Are you looking to grow your money and save on taxes at the same time? ELSS funds might be a good fit for you!
What are ELSS Funds?
ELSS stands for Equity Linked Saving Scheme. In simpler terms, Think of ELSS as a special type of investment that puts your money into stocks (companies) with the goal of making it grow. But unlike regular stock investing, ELSS offers a tax benefit: you can reduce your taxable income by up to ₹1.5 lakh every year! There's a small catch though, you can't take your money out for 3 years (lock-in period).
Features of ELSS Mutual Funds
- Save on Taxes: You can reduce your taxable income by up to ₹1.5 lakh every year by investing in ELSS.
- Invest Small Amounts: Unlike some investments, you can start small with SIPs (Systematic Investment Plans). SIPs allow you to invest a fixed amount regularly, making it suitable even for those with a limited budget.
- Flexibility: You can choose how much to invest and how often.
- Lock-in Period: ELSS comes with a lock-in period of 3 years, which encourages a disciplined approach to investing and helps you stay invested for the long term when stock markets tend to perform better.
- Better Returns: ELSS invests in stocks, which have the potential to offer higher returns compared to traditional tax-saving options like PPF or NSC over time.
How Does ELSS Funds Work?
Imagine a pool of money from many investors like yourself. A manager invests this money in various companies. If these companies do well, the value of your investment goes up. You can't take your money out for 3 years, but after that you can redeem your investment (get your money back).
How Should You Invest in an ELSS Fund?
There are two main ways to invest in ELSS funds:
- Lump Sum Investment: Invest a larger amount of money in one go.
- Systematic Investment Plan (SIP): Invest a fixed amount regularly (monthly or quarterly) over a longer period.
For example, consider two investors, A and B, who invested ₹1 lakh each in ELSS Funds. Investor A opted for a lump sum investment, while investor B chose to invest through SIPs over a year. After three years, assuming both funds grew at an average rate of 12% per annum, here's how their investments would look:
Investor A (Lump Sum): Investment grows to approximately ₹1,44,000
Investor B (SIP): Investment grows to approximately ₹1,54,000
In this example, despite investing the same amount, Investor B benefited from rupee-cost averaging through SIPs and achieved higher returns.

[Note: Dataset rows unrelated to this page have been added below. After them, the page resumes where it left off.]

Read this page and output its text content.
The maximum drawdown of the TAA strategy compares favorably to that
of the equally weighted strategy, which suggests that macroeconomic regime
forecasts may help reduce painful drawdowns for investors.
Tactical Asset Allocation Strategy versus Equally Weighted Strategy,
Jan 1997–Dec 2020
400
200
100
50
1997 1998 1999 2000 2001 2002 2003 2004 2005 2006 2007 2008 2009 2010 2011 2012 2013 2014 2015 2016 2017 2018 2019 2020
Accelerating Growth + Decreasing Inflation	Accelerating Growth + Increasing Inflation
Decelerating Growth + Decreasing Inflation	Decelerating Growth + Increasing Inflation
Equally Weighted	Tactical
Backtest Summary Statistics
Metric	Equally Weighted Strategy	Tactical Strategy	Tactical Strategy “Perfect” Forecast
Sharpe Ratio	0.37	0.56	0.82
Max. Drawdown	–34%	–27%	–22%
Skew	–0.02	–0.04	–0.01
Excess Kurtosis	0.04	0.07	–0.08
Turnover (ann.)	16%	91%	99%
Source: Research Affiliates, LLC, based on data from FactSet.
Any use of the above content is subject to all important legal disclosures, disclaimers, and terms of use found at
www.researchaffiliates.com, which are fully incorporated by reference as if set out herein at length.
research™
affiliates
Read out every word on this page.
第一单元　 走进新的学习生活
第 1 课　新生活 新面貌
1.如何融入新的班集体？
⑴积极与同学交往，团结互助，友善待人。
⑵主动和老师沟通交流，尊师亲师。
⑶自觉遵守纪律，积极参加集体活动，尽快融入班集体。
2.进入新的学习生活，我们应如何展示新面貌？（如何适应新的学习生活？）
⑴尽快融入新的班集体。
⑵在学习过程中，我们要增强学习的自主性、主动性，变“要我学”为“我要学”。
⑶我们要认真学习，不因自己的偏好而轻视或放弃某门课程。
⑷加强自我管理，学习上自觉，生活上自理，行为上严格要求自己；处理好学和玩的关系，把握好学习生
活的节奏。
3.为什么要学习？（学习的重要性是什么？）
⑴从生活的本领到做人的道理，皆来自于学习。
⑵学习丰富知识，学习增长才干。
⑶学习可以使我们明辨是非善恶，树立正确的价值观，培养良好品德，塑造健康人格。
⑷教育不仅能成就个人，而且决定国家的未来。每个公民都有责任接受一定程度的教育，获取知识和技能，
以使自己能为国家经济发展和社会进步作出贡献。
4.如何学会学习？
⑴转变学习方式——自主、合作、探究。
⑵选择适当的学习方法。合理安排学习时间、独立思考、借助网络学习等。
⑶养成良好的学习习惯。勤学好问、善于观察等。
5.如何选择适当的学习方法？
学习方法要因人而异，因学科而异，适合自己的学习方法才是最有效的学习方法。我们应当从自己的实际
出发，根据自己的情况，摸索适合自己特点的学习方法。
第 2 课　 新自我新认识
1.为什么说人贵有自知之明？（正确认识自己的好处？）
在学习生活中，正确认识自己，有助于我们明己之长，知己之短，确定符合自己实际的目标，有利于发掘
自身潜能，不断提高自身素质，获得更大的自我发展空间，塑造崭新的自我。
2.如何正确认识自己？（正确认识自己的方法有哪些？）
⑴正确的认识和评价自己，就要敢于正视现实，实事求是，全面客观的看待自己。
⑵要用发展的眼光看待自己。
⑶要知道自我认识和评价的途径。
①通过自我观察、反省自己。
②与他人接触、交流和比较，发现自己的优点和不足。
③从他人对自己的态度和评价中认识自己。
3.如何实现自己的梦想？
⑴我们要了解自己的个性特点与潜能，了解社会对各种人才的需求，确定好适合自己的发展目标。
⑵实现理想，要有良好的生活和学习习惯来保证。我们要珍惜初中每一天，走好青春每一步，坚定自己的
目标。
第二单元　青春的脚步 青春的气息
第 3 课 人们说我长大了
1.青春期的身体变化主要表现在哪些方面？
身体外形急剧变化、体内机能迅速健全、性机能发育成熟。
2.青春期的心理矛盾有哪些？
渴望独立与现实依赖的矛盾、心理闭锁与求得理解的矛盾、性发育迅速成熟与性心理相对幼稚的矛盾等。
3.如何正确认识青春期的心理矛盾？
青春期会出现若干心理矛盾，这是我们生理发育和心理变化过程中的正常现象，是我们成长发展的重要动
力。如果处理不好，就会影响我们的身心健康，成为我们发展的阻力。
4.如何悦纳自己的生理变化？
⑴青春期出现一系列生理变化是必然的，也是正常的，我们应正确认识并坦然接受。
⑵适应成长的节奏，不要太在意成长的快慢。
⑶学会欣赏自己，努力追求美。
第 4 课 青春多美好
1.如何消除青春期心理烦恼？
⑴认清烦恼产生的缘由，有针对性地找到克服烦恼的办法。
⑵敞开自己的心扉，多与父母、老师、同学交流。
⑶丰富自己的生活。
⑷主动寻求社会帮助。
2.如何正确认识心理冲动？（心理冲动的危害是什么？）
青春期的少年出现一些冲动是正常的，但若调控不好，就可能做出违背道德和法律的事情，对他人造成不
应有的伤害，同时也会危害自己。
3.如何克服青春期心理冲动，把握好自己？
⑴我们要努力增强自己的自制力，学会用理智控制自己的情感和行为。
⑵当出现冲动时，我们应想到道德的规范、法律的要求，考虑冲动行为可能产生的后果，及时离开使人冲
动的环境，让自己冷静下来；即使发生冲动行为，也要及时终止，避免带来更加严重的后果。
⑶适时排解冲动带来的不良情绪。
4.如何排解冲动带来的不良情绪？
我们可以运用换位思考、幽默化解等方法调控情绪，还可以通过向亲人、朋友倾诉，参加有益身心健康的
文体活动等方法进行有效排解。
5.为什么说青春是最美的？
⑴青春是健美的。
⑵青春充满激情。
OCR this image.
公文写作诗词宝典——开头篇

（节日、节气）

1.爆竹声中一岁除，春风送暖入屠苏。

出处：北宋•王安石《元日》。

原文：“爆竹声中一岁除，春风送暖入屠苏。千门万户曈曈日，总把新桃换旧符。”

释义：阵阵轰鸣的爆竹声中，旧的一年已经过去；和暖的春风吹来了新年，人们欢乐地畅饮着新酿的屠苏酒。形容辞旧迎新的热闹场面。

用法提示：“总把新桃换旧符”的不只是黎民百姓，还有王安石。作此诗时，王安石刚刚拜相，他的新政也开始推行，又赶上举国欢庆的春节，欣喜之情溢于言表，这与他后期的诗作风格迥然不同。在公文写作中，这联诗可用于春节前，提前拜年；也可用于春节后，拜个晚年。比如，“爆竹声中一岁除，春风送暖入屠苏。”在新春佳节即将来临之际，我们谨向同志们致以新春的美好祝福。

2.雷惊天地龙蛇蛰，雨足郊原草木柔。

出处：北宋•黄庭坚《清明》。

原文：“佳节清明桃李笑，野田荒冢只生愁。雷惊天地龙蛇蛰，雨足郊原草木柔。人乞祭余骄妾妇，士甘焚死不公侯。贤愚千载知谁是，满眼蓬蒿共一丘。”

Taxation Rules of ELSS Funds:
Tax on Investment:
Up to ₹1.5 lakh you invest in ELSS, can be deducted from your taxable income. This means you pay less tax overall. For example you earn ₹10 lakh and invest ₹1.5 lakh in ELSS. The government lets you deduct that ₹1.5 lakh from your taxable income. So, you only pay tax on ₹8.5 lakh (10 lakh - 1.5 lakh). This saves you money!
Tax on Earnings:
- When you redeem your ELSS investment (take your money out) after 3 years, any profit you make is considered a Long-Term Capital Gain (LTCG).
- The good news: LTCG from ELSS exceeding ₹1 lakh are taxed at a low rate of 10%.
- There's a tax benefit called indexation that usually reduces LTCG, but ELSS doesn't get that. However, the 10% rate is still good! In investing, indexation refers to adjusting something based on inflation.
Dividends and Taxes:
- Don't worry about taxes on any dividends (small pay-outs) you receive from ELSS funds.
- The mutual fund itself pays a tax on dividends before giving them to you, so you're tax-free!
Why Should You Invest in ELSS Tax Saving Mutual Funds?
- Dual Benefits: ELSS Funds offer the twin advantages of tax savings and wealth creation, making them a popular investment choice.
- Beat Inflation: With their exposure to equities, ELSS Funds have the potential to beat inflation and generate real returns over the long term.
- Flexibility: ELSS Funds offer flexibility in terms of investment amount and tenure, allowing investors to tailor their investments according to their financial goals and risk appetite.
Things to Consider Before Investing
- Risk Profile: ELSS involves investing in stocks, which can be risky. There's always a chance you could lose money.
- Investment Horizon: ELSS is a good option for long-term goals (ideally more than 3 years) to ride out market fluctuations and benefit from potential growth.
- Research: Do your research before choosing an ELSS fund. Consider factors like past performance, fund manager's experience, expense ratio, and investment philosophy.
Conclusion
ELSS Funds are a category of mutual funds that primarily invest in equity and equity-related instruments. They offer a winning combination of tax benefits, potential for high returns, and flexibility, making them an attractive investment option for tax-saving and wealth creation. However, remember to align your investment decisions with your financial goals and risk tolerance for best results.